Der Hochaltar der Kirche wurde mehrmals umgebaut. Nach der Renovierung der Kirche wegen der Zerstörungen im Engadiner Krieg von 1499 errichtete der schwäbische Meister Jörg Lederer 1513 einen Schnitzaltar. Von diesem sind nur noch wenige Heiligenfiguren erhalten geblieben, darunter eine Darstellung der Anna selbdritt. Wahrscheinlich wurde dieser spätgotische Schnitzaltar bereits in der Barockzeit durch einen neuen ersetzt. Die zentrale Figurengruppe, die die Krönung Mariens darstellt, und deren Hauptfigur die Marienstatue ist, blieb jedoch, wenn auch mehrfach umgearbeitet, bis heute der Mittelpunkt des Altars, der in seiner heutigen, neobarocken Form aus dem Jahr 1910 stammt.[6]

Die kniende Marienfigur wird auch als Gnadenbild „Unserer Lieben Frau am Rain“ verehrt. Eine Legende besagt, dass sie ein Bauer aus Kortsch, einem Gemeindeteil von Schlanders, die Statue in einem Feldrain entdeckt hat. 1799 war Schlanders von den anrückenden Truppen Napoleons bedroht. Die Schlanderser Schützen gelobten, jedes Jahr am Fest Mariä Namen die Statue in einer feierlichen Prozession durch den Ort zu tragen, wenn die Gefahr vorübergehe. Bald zogen die Franzosen ab, ohne Kriegsschäden zu hinterlassen. Seit dieser Zeit schwebt die Marienstatue alljährlich vor der Prozession auf einer Schiene vom Altar herab und wird auf einen Tragebaldachin (im Volksmund „Fergele“) gestellt. Im Anschluss wird sie, begleitet von der Musikkapelle, den Schützen und vielen Gläubigen unter Böllerschüssen durch das Dorf getragen.

Der moderne Volksaltar im Zentrum des Chores wurde vom Künstler Karl Grasser im Jahr 1990 geschaffen.[6]

Am linken Eingang zum Chor steht der gotische Taufstein von 1529. Im 17. Jahrhundert erhielt er einen hölzernen Aufsatz.[6]

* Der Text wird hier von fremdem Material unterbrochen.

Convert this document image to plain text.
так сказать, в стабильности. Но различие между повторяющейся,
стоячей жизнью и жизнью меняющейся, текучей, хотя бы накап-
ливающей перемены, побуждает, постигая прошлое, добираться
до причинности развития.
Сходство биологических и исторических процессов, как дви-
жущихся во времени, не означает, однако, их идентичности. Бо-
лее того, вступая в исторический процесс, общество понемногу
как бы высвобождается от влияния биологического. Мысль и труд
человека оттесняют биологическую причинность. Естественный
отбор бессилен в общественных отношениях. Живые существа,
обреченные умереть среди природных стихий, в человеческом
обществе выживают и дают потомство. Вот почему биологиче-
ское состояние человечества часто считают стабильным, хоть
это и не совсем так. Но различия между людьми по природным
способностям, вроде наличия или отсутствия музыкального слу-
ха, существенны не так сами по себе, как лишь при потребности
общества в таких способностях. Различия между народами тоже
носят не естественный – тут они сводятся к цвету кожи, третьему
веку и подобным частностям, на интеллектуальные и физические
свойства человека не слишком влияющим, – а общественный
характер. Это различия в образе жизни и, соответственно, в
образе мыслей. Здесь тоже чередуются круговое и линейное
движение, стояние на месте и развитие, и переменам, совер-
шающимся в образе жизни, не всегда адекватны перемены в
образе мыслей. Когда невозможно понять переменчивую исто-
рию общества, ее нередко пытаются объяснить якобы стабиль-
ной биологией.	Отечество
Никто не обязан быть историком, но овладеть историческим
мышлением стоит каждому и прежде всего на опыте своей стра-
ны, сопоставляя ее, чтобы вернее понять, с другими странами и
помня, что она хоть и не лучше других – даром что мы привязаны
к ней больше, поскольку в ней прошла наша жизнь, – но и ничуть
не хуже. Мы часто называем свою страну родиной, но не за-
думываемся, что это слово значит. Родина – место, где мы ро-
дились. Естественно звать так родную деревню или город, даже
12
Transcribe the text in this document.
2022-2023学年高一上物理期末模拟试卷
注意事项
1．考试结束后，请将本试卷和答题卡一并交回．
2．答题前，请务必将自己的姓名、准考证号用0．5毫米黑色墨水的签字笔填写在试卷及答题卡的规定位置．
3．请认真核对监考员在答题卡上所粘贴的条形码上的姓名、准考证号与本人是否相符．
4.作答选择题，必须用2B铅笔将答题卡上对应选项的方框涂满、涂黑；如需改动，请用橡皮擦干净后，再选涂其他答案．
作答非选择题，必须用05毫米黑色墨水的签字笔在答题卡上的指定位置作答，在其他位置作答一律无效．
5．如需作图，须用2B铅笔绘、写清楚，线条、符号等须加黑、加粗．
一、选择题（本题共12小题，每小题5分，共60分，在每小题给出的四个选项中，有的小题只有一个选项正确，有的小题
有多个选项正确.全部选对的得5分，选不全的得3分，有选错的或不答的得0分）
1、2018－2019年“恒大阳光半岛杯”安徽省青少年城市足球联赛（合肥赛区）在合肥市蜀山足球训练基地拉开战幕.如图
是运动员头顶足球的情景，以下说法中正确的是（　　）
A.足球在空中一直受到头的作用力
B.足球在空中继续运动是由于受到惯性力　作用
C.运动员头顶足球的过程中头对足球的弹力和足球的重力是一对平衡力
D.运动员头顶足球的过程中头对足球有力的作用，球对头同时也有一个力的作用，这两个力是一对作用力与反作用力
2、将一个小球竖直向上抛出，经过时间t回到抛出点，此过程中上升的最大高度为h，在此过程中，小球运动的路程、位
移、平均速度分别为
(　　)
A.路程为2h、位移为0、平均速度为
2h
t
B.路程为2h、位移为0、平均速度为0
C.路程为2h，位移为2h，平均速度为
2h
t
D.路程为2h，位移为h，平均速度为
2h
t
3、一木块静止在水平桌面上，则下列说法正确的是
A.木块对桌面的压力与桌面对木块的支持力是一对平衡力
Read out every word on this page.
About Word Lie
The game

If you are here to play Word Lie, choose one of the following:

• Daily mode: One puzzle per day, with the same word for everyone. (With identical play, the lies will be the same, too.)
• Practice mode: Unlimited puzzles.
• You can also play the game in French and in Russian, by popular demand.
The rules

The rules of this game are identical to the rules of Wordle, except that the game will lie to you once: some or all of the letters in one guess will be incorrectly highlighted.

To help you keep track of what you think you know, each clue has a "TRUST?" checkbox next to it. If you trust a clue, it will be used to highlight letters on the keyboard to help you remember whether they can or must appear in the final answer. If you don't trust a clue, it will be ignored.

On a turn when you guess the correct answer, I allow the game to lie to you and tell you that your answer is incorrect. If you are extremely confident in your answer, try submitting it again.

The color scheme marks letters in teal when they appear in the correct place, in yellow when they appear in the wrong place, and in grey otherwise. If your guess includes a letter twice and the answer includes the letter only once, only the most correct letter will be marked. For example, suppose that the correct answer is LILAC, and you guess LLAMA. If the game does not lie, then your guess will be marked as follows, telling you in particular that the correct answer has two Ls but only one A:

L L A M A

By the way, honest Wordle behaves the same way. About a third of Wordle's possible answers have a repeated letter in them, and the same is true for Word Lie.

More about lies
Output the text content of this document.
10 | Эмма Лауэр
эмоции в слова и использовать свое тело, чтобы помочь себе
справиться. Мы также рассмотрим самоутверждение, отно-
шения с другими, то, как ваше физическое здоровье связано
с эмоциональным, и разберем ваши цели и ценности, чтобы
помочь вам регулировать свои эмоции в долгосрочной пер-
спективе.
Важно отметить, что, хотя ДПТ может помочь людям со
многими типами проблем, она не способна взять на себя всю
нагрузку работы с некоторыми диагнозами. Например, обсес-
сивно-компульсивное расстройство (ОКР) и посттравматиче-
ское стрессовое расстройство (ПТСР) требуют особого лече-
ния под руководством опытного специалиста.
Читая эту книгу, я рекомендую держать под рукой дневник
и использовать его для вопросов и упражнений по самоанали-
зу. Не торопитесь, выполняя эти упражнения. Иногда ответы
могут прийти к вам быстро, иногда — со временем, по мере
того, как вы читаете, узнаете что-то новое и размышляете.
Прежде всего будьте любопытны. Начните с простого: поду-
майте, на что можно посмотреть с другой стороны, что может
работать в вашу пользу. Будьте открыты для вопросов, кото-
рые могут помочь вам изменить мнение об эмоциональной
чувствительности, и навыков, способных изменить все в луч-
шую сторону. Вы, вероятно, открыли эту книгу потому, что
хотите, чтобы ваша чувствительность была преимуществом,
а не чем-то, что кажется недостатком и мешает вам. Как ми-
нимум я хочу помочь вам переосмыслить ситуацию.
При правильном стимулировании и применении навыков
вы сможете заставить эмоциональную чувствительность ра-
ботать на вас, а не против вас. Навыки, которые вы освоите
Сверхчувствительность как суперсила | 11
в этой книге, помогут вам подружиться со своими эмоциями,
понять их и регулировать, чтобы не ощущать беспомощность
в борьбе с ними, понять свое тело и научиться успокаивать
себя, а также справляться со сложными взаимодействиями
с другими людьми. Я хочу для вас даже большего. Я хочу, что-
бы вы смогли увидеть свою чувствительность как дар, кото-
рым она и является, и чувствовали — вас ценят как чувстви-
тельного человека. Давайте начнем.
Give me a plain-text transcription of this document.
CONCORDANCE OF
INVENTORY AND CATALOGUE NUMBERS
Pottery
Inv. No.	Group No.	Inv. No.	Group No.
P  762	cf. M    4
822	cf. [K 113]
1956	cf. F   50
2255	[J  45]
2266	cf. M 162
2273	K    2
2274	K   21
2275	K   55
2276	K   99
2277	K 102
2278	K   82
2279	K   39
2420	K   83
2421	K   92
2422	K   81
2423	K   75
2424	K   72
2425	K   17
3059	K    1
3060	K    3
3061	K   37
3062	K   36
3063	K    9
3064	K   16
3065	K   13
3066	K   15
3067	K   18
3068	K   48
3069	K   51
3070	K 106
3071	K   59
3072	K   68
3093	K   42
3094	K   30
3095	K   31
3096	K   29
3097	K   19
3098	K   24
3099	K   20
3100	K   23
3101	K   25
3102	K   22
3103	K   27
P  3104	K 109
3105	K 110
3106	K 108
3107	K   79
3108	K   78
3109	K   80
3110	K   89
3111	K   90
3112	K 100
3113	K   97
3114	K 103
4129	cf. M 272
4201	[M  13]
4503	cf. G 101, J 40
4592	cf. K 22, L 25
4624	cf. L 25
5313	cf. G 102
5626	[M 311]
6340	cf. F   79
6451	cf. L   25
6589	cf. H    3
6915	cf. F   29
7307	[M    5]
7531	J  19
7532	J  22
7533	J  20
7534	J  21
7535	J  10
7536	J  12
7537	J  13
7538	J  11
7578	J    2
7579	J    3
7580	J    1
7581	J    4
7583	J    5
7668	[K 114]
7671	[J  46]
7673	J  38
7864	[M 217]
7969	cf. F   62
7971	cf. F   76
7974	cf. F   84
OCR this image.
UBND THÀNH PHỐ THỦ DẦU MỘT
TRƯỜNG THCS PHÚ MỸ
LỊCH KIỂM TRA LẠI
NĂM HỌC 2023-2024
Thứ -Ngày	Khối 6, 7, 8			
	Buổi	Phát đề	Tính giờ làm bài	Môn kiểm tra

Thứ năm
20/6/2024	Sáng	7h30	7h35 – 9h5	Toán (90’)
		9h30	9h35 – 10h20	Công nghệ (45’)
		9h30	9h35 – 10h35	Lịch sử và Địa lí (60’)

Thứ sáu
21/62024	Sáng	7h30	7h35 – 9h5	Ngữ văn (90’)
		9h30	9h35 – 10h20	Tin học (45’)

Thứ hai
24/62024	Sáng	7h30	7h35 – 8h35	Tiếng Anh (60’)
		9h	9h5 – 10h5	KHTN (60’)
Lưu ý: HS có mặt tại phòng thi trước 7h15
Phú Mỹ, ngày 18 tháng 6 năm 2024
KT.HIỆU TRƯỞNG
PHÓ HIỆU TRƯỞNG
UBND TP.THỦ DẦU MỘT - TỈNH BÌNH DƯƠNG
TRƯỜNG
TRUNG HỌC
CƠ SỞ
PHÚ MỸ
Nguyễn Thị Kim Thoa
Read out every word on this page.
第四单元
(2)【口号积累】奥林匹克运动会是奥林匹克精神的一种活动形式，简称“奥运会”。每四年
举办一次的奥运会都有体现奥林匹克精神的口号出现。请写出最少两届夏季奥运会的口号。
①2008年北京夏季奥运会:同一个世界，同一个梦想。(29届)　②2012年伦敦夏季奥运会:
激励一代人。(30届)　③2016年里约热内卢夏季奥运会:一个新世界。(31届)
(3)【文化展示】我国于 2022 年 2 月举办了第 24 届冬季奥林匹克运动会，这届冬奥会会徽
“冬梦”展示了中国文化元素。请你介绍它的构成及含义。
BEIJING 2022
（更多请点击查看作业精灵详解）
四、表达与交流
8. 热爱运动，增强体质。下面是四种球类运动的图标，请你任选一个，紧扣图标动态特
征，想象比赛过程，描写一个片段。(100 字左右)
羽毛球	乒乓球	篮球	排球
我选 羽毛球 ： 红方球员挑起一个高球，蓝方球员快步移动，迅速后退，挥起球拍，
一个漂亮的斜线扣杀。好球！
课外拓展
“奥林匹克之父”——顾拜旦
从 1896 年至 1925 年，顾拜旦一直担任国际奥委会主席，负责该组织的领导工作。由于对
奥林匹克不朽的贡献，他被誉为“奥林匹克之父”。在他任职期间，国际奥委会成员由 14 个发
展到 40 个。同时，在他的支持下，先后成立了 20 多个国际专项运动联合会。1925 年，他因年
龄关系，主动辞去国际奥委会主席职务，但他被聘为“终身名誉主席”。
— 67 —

Die beiden, in den Seitenkonchen stehenden neuromanischen Seitenaltäre sind den hll. Josef (links) und Sebastian gewidmet. Diese Altarbilder sind älter und stammen vermutlich von Josef Adam Mölk, der auch die Deckengemälde fertigte.[6]

Die Orgel stammt von Paolo Ciresa (Trentino) aus dem Jahr 1986, der sie in das Gehäuse der Vorgängerorgel baute. Ein Vorgängerinstrument stammte aus der Werkstatt Josef Behmanns und wurde mit 2 Manualen und Pedal und 20 Stimmen 1912 erbaut.[7] Sie besitzt 25 Register auf zwei Manualen und Pedal und hat mechanische Trakturen.[8]

Durch den Verzicht auf den im Barock üblichen Stuck konnte Mölk Platz für großflächige Fresken schaffen. Im Langhaus malte er die biblische Esther, vor dem Perserkönig Xerxes I. kniend, inmitten einer riesigen gemalten Scheinarchitektur. Auch im Chor gibt es ein großes Bild, das von mehreren kleineren Malereien in den Feldern des Gewölbes umrahmt wird. Es stellt die Verehrung Mariens durch die Erdteile dar. Europa trägt die Züge der damals herrschenden Kaiserin Maria Theresia.[6]

Michaelskirche

Die Michaelskirche von Außen

Im Osten der Kirche schließt sich die zweigeschossige Michaelskirche an, die 1488 geweiht wurde.

Das zweischiffige Untergeschoss dient als Gruft und war einst durch einen Gang mit Adelsgräbern unter dem Chor der Pfarrkirche verbunden.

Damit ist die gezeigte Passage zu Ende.